Si les dispositifs de distributions de bons alimentaires ont l'avantage de la simplicité, il est toutefois à noter qu'ils ne peuvent garantir la volonté exprimée par de nombreux élus de fournir des repas équilibrés.
Livraisons à domicile en REP
Une collectivité a, à ce jour, fait un choix différent pour venir en aide aux familles modestes : celui de fournir des repas au domicile des élèves. En Meurthe-et-Moselle, le conseil départemental a annoncé le 8 avril une action visant à livrer des repas à domicile aux collégiens bénéficiant habituellement du tarif de cantine le plus faible (0,50 euro par repas) mais également à leurs frères et sœurs. Le dispositif, élaboré avec les agents du département volontaires en concertation avec l’Éducation nationale et la direction des collèges concernés, est gratuit pour les familles. La livraison débutera le 10 avril, aura lieu chaque midi, du lundi au vendredi y compris pendant les vacances scolaires qui débutent le 11 avril dans l'académie de Nancy. Il s'adressera dans un premier temps aux enfants dépendant des collèges situés en réseau d'éducation prioritaire (REP) du Grand Nancy avant d'être étendu aux élèves des autres collèges REP du territoire.

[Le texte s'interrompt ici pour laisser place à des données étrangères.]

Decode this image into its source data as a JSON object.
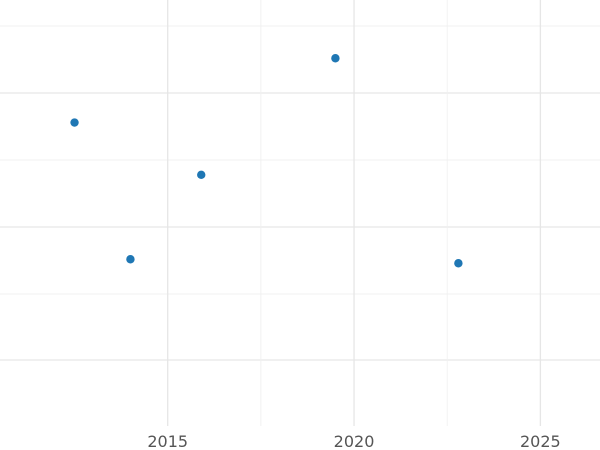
{
  "chart_data": {
    "type": "scatter",
    "title": "",
    "xlabel": "",
    "ylabel": "",
    "xlim": [
      2010.5,
      2026.6
    ],
    "ylim": [
      0,
      1
    ],
    "grid": true,
    "x_ticks": [
      2015,
      2020,
      2025
    ],
    "x_tick_labels": [
      "2015",
      "2020",
      "2025"
    ],
    "point_color": "#1f77b4",
    "points": [
      {
        "x": 2012.5,
        "y": 0.72
      },
      {
        "x": 2014.0,
        "y": 0.38
      },
      {
        "x": 2015.9,
        "y": 0.59
      },
      {
        "x": 2019.5,
        "y": 0.88
      },
      {
        "x": 2022.8,
        "y": 0.37
      }
    ]
  }
}
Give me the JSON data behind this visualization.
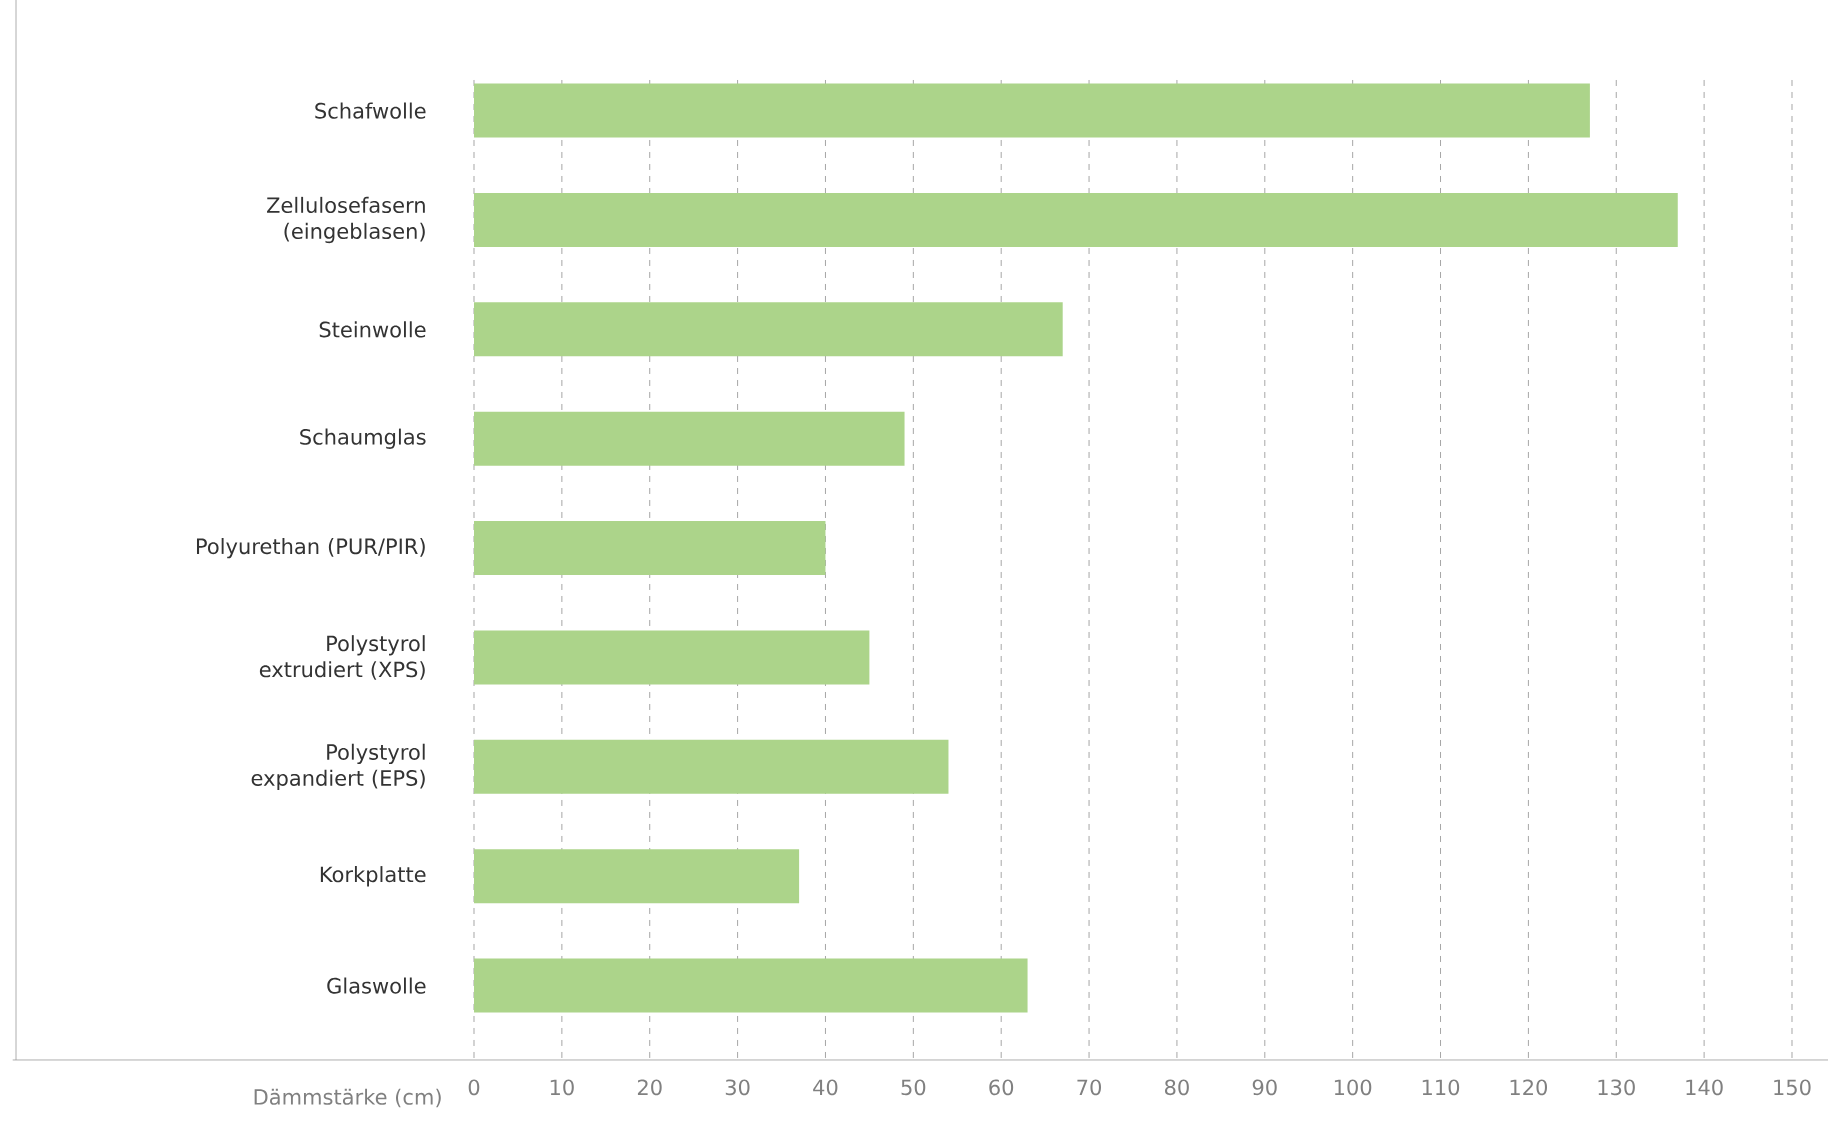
{
  "chart_data": {
    "type": "bar",
    "orientation": "horizontal",
    "xlabel": "Dämmstärke (cm)",
    "categories": [
      "Schafwolle",
      "Zellulosefasern (eingeblasen)",
      "Steinwolle",
      "Schaumglas",
      "Polyurethan (PUR/PIR)",
      "Polystyrol extrudiert (XPS)",
      "Polystyrol expandiert (EPS)",
      "Korkplatte",
      "Glaswolle"
    ],
    "values": [
      127,
      137,
      67,
      49,
      40,
      45,
      54,
      37,
      63
    ],
    "color": "#acd48a",
    "xlim": [
      0,
      150
    ],
    "xticks": [
      0,
      10,
      20,
      30,
      40,
      50,
      60,
      70,
      80,
      90,
      100,
      110,
      120,
      130,
      140,
      150
    ],
    "grid": "x"
  }
}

Fournir des repas à domicile oblige à mobiliser d'importants moyens humains et logistiques. En Meurthe-et-Moselle, une équipe de cuisine réduite, composée d’agents du conseil départemental, assurera la fabrication des repas et quinze autres agents volontaires du département se chargeront de la distribution. Et cela sans compter sur les équipes de direction volontaires des collèges qui se chargent de contacter les familles concernées afin de recenser les besoins. Mais cette solution comporte de nombreux avantages : Elle évite de mettre à l'arrêt les cuisines et leurs personnels, permet l'utilisation des stocks alimentaires existants et le maintien des contrats avec les fournisseurs et, enfin, assure des repas équilibrés aux enfants.